Model European Union Team Is Back in Action

The 2025 MEU team, along with coach Sara Jensen

After a hiatus of several years, BYU's Model European Union Team is back in action. Four students recently traveled to Seattle to participate in a regional competition.

MEU at BYU

Model European Union (MEU) is a diplomatic simulation program that allows students to learn about the workings of the European Union and its member states. Wade Jacoby was instrumental in building up the West Coast MEU program with colleagues from the University of Washington and other institutions. For years, BYU's team was famous for their success in the MEU competitions, and they set a standard for other universities. After Professor Jacoby's sudden death in 2020, the BYU MEU team participated in a virtual competition, led by our long-term coach Liz Jevtic-Somlai. Unfortunately, Professor Jevtic-Somlai left BYU soon after that, and we did not compete for several years.

In the fall of 2024, the leadership of the West Coast MEU organization invited BYU European Studies coordinator Rob McFarland to put together a team and to return to the competition. Professor McFarland asked his student assistant, Sara Jensen, to use her Model United Nations experience to find four willing BYU students and to coach an MEU team for the 2025 competition. Luckily, four very capable students applied and volunteered their time and efforts to prepare for the competition: Abby Hall Jafek, Sydney Spencer, Brendan Murphy and Annabelle Ward.

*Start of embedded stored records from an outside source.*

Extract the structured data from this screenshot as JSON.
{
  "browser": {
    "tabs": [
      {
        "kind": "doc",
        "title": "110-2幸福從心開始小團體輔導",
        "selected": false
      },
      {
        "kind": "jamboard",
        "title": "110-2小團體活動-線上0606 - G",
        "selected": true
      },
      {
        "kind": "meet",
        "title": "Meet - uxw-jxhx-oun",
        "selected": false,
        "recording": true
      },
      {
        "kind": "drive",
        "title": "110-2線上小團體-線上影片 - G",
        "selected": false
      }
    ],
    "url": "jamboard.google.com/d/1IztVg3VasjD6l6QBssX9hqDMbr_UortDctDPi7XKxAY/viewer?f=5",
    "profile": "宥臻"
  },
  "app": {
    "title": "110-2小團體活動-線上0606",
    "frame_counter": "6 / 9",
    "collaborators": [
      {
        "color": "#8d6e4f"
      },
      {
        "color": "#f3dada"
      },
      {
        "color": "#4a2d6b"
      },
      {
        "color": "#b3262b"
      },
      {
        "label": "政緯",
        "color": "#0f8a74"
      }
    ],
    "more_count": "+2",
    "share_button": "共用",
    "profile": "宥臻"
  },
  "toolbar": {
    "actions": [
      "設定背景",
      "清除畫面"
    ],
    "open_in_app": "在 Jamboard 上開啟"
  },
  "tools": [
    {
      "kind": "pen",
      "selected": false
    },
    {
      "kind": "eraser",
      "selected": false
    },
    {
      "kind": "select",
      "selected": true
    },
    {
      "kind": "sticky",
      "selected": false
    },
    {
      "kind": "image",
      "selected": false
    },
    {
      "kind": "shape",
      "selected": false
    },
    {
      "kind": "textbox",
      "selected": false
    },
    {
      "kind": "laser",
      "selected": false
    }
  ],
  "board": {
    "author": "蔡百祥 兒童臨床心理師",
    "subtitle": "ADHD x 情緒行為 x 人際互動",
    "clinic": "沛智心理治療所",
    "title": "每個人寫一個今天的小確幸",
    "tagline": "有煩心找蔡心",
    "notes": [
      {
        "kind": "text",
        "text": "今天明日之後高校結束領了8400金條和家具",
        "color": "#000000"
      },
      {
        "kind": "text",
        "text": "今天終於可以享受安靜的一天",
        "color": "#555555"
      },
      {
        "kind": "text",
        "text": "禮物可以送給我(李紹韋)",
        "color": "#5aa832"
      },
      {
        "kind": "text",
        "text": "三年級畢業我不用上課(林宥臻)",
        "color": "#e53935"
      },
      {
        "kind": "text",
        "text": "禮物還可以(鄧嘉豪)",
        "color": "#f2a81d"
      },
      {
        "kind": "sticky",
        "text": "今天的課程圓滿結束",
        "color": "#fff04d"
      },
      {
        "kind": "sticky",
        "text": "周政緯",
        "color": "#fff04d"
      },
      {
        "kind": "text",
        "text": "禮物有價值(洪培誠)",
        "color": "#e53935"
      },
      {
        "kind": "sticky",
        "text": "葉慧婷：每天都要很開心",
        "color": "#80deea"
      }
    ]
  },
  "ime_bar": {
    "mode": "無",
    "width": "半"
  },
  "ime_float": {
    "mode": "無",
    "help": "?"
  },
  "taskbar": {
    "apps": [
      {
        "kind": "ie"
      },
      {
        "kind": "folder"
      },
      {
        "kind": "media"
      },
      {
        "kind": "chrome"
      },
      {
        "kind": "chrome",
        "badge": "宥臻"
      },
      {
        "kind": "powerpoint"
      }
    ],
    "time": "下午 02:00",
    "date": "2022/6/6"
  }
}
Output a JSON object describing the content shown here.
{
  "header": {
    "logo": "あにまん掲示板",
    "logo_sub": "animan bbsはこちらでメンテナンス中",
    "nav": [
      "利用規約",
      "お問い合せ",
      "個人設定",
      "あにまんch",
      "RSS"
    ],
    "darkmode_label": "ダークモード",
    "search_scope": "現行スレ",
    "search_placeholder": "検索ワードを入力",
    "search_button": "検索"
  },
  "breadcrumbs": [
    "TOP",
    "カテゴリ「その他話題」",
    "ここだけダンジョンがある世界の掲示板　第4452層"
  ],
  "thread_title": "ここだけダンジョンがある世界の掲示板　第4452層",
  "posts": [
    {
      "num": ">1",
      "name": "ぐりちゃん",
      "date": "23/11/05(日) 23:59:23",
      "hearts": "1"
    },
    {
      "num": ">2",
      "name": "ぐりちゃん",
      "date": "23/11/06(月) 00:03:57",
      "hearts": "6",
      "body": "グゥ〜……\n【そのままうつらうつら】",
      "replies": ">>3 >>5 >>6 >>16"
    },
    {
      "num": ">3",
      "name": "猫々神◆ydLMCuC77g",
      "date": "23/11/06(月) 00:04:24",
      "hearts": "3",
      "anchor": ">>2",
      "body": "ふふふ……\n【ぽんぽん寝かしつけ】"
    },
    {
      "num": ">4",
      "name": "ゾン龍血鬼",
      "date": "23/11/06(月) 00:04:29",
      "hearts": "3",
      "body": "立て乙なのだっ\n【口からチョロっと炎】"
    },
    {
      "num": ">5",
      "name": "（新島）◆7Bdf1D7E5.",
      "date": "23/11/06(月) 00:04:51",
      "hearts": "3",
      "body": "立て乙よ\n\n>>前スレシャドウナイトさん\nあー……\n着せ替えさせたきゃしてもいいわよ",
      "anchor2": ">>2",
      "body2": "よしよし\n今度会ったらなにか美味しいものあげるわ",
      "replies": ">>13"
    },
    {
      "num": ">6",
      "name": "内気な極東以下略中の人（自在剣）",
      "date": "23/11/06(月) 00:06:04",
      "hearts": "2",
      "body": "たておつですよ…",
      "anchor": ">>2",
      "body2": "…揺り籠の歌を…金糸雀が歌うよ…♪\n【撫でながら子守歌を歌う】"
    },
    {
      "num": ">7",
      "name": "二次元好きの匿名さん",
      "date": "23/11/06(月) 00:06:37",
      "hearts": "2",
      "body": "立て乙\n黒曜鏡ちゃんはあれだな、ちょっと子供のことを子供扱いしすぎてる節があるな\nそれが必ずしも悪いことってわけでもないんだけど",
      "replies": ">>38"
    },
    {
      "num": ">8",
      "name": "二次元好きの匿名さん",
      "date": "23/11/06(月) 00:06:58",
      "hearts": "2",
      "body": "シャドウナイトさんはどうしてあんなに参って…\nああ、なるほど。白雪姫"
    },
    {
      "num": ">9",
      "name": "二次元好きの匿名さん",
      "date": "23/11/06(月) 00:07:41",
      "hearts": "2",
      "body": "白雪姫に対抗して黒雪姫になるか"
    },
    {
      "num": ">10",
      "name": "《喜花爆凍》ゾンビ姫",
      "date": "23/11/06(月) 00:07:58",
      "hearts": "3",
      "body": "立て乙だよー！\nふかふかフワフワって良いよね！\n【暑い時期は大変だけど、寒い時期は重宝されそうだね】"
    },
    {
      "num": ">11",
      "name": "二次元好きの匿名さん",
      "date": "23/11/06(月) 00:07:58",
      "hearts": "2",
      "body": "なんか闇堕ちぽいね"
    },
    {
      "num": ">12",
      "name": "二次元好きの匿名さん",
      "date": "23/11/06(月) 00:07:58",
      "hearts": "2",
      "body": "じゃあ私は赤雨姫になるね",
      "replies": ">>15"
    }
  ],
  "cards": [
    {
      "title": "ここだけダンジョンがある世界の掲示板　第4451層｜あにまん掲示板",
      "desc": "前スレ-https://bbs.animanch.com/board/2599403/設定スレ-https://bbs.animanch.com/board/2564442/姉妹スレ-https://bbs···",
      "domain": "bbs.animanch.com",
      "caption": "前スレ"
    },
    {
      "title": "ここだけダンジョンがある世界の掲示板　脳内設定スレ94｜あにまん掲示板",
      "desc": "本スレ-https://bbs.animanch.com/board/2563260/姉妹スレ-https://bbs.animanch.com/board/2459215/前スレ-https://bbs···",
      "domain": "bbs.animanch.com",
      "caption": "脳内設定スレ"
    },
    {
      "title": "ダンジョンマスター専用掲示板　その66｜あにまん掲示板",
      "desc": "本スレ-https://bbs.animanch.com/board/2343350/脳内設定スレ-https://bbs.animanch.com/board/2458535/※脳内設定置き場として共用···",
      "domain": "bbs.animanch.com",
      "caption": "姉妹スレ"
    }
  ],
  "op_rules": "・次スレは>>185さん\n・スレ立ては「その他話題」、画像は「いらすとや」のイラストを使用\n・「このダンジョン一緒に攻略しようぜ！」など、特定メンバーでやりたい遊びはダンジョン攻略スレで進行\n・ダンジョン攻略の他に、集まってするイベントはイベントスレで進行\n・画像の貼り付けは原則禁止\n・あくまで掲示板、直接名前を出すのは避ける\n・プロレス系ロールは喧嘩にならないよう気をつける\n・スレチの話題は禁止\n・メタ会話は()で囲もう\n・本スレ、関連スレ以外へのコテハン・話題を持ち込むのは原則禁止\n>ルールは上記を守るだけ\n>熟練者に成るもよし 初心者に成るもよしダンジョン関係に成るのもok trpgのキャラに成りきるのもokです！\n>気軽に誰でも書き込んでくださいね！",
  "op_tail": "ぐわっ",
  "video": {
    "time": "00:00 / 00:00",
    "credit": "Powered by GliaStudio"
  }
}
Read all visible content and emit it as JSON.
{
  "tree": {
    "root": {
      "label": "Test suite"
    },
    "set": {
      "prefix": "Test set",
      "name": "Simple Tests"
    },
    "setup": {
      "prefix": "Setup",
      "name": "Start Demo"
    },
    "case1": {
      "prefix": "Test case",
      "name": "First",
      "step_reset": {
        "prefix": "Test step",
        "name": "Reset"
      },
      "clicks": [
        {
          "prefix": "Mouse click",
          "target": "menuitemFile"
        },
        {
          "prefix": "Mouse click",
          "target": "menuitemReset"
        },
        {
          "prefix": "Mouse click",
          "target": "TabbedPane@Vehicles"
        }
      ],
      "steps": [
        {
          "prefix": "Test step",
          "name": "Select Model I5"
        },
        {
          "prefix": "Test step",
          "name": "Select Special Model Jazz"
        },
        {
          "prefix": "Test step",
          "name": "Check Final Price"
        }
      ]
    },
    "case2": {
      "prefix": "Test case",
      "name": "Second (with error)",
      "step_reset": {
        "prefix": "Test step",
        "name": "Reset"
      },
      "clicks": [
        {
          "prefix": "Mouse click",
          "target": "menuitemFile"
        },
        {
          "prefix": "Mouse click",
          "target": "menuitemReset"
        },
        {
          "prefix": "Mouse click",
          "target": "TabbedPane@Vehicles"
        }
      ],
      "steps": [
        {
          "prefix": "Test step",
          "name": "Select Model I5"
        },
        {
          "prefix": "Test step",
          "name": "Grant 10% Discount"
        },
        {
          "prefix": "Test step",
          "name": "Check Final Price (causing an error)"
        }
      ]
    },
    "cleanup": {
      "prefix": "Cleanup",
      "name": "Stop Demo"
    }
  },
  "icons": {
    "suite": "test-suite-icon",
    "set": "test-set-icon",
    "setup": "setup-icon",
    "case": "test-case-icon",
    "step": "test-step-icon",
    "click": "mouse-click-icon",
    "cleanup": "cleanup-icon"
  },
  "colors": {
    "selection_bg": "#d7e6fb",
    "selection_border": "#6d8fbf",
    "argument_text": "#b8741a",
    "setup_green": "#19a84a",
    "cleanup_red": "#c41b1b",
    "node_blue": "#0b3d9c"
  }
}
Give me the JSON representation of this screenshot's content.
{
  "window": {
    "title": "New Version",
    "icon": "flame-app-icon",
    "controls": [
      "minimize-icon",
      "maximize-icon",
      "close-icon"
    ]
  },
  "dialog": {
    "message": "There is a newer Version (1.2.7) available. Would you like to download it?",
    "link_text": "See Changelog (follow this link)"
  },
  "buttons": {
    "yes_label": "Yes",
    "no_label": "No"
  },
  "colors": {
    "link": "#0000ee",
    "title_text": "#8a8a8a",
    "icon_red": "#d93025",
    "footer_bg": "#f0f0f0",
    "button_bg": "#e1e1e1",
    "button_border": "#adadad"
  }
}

Murphy, a philosophy and English double major with a minor in Scandinavian Studies, participated in MEU and Model United Nations in high school, so when he heard about the BYU MEU team at a German Club event, he was excited about the chance to get involved. "I think of MEU as a slightly more accessible collegiate MUN," he says, "in that you can do MEU without taking extra classes or committing to a lot of time away from classes. I enjoyed getting to know students from across the western US and Canada while discussing issues which I am passionate about." Having done an internship and gained some experience in human rights and international policy, he says, "MEU was a natural extension of my interests. In the future, I see MEU being a helpful exercise in building relationships and discussing policy."

Competing in Seattle

On March 7, 2025, Jafek and Spencer (representing Belgium) and Murphy and Ward (representing Luxemburg) joined Jensen and Professor McFarland at the University of Washington in Seattle. The two teams turned in their position papers and then joined in the debates about environmental policy, the protection of democracy, and digital security.

Murphy, who was on the Energy Ministers committee, researched and discussed EU climate goals and initiatives. He says, "I improved my abilities to write and research quickly, to network, and to speak persuasively. MEU is as much about the issues as it is about the competition or performance, which I appreciate."

At the end of the competition, every single member of the team was nominated for some sort of honor, and Brendan Murphy was honored as one of the top four students from the 2025 West Coast MEU. BYU is back in the running!

Join the MEU

Next year, Murphy and Ward will head up our team, and we hope to be able to recruit four more BYU students to take to the West Coast MEU competition in Seattle. Sara Jensen will be serving as the coach for the team again, and the BYU team has a good chance of regaining our spot at the top of the competition. We welcome students from all levels of study who are dedicated, enthusiastic, and willing to learn.

Murphy says that it was a "wonderful, relatively relaxed experience." To any students who might be interested in getting involved, he says, "While the competition itself can be intense, I find that the program as a whole is focused on helping students to engage with complex and important issues while learning about their own interests and abilities. We get to compete at the beautiful University of Washington campus in Seattle, get to know cool students here at BYU and across the west, and to prepare ourselves for future professional and personal engagement in policy issues."